Biohazard : Code Nivans II
J’étais dans une pièce sombre, dont les lumières étaient éteintes. Je sentais comme une douleur au niveau de mon torse, comme une plaie béante. Mes deux poignets et mes deux chevilles étaient attachés au mur, j’étais comme crucifié. Sauf que mes jambes étaient écartées, donc j’étais plutôt sur le point d’être démembré. Je pensais que mes yeux s’habitueraient à l’obscurité, espérant voir quelque chose à la longue, mais rien. Comme si les murs avaient été peints en noir.
J’avais aussi un magnifique mal de crâne, et mes pensées étaient floues. Je ne me souvenais pas du tout comment j’étais arrivé ici. Même mon dernier souvenir était flou. Je me souvenais… être allé au travail… Comme tous les matins, j’avais embrassé Piers et ma sœur avant de partir, et puis… Rah, je n’arrive pas à m’en souvenir. Est-ce que j’étais même arrivé au travail ? Je n’en étais pas sûr. Je finis par me chopper un torticolis à force de regarder dans tous les sens, alors j’arrêtai de bouger la tête. Qui que soit mon bourreau, il finirait sans doute par se montrer. Car si c’était ma mort qu’il ou elle voulait, je ne serais sans doute plus là pour y penser.
Je me surpris à compter les moutons, et lorsque j’arrivai à sept cents quarante-et-un, quelqu’un entra dans la salle. Aucune lumière ne vint de la porte ouverte – car il me paraissait évident qu’il ou elle n’était pas entré en traversant le mur – ce qui me fit penser que, même en dehors de cette pièce, l’obscurité régnait. Et même si mes yeux étaient ouverts, je ne vis personne.
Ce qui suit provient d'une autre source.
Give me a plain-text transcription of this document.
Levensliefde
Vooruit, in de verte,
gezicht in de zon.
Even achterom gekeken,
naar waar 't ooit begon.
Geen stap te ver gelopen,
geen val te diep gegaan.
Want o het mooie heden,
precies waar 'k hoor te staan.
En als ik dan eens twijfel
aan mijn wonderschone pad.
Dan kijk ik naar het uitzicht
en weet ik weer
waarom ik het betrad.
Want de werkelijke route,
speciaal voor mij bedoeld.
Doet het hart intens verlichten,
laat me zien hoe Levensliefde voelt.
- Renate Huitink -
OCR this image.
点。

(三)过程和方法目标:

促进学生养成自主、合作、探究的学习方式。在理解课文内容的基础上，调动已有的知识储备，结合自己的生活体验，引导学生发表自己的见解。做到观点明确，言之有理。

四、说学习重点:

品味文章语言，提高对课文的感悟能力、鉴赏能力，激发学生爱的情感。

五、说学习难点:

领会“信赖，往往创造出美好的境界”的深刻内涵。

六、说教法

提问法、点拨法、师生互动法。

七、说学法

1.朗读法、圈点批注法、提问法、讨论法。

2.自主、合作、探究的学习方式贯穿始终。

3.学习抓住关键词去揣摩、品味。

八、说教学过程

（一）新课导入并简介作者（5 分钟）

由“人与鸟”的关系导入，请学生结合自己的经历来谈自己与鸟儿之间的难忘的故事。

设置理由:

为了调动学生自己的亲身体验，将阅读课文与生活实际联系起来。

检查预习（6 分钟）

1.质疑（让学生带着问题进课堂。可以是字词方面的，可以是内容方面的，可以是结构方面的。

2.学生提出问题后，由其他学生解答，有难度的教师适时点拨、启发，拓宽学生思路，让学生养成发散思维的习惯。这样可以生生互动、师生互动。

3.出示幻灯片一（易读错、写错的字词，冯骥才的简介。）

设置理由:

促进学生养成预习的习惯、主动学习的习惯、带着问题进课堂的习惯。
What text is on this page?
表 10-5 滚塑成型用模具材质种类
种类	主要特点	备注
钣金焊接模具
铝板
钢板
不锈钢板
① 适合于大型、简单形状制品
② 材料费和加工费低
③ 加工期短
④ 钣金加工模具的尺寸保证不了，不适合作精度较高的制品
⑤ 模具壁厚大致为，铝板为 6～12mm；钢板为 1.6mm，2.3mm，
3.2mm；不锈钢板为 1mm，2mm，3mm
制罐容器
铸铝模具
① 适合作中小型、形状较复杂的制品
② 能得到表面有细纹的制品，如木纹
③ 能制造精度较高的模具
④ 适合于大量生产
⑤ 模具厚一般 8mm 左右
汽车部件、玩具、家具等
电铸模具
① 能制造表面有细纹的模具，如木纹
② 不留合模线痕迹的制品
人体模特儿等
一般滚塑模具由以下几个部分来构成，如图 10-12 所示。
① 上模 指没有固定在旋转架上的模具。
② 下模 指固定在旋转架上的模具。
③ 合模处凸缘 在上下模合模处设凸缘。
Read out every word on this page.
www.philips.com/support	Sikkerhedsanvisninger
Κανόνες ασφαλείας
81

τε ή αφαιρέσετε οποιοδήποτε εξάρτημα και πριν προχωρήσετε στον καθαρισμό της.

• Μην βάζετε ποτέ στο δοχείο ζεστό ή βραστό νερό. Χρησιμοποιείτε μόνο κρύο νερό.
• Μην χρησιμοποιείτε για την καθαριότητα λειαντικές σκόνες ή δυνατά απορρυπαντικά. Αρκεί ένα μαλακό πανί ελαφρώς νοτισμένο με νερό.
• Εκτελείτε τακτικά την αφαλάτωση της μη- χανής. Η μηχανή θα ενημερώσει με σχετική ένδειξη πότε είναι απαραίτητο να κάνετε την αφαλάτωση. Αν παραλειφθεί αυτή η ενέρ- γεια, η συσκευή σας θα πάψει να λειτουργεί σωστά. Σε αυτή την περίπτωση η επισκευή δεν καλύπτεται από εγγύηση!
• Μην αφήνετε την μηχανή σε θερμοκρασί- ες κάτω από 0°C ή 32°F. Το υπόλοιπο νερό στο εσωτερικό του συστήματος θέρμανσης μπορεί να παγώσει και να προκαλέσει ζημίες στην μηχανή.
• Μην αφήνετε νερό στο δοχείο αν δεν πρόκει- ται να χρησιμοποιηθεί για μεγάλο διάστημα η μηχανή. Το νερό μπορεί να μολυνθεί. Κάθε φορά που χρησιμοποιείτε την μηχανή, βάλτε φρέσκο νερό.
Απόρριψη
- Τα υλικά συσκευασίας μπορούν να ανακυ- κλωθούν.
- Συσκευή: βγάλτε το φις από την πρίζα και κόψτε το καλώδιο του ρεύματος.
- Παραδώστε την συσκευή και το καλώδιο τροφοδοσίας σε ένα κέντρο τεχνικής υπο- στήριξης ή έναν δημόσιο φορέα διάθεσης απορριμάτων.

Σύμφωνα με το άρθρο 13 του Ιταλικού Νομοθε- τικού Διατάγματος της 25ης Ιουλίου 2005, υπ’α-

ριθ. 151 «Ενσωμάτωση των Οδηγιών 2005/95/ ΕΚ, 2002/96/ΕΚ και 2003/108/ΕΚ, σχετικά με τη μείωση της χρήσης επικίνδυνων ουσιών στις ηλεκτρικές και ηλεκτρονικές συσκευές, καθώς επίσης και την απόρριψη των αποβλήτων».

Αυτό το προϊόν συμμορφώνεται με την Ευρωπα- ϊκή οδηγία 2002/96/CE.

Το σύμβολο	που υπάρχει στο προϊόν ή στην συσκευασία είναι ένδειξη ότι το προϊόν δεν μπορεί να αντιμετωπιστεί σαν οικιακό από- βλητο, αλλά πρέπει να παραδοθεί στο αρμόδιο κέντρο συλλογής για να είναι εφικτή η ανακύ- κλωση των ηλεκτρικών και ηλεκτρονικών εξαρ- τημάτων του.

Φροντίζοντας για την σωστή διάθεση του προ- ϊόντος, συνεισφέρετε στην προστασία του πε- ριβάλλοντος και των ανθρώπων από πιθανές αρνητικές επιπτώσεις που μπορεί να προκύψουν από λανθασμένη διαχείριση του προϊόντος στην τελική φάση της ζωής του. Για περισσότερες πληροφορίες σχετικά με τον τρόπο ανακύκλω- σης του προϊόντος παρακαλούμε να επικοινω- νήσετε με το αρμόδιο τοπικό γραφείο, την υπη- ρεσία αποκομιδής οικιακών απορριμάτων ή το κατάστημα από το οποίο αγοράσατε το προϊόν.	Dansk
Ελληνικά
-Hello Chris, dit une voix grave
-Qui est là ? dis-je d’une voix que j’entendis moi-même comme fatiguée
-Je serais tenté de dire “votre pire cauchemar“, mais vous l’avez déjà exécuté vous-même il y a plus de quatre ans, maintenant, ricana la voix
-Vous semblez en savoir un rayon sur moi.
-Vous vous sous-estimez, capitaine Redfield. Il n’y a pas tant de gens que ça qui ignorent votre héroïsme pendant l’incident de Kijuju. Et votre combat avec Albert Wesker.
Je grimaçai, et cela m’occasionna de nouvelles douleurs. Qu’est-ce que ce malade mental m’avait infligé, bon sang ?
-Qu’est-ce que vous me voulez ? demandai-je
-Vous le saurez bien assez tôt, dit la voix, qui semblait se rapprocher. A chacune de mes visites, je vous donnerai un indice. Êtes-vous prêt pour le premier ?
-Est-ce que j’ai le choix ? soupirai-je
-Non, ricana la voix. Alors, voici le premier indice : quelle est la plus précieuse à vos yeux ?
-Je croyais que vous étiez là pour me donner des indices, pas me poser des devinettes…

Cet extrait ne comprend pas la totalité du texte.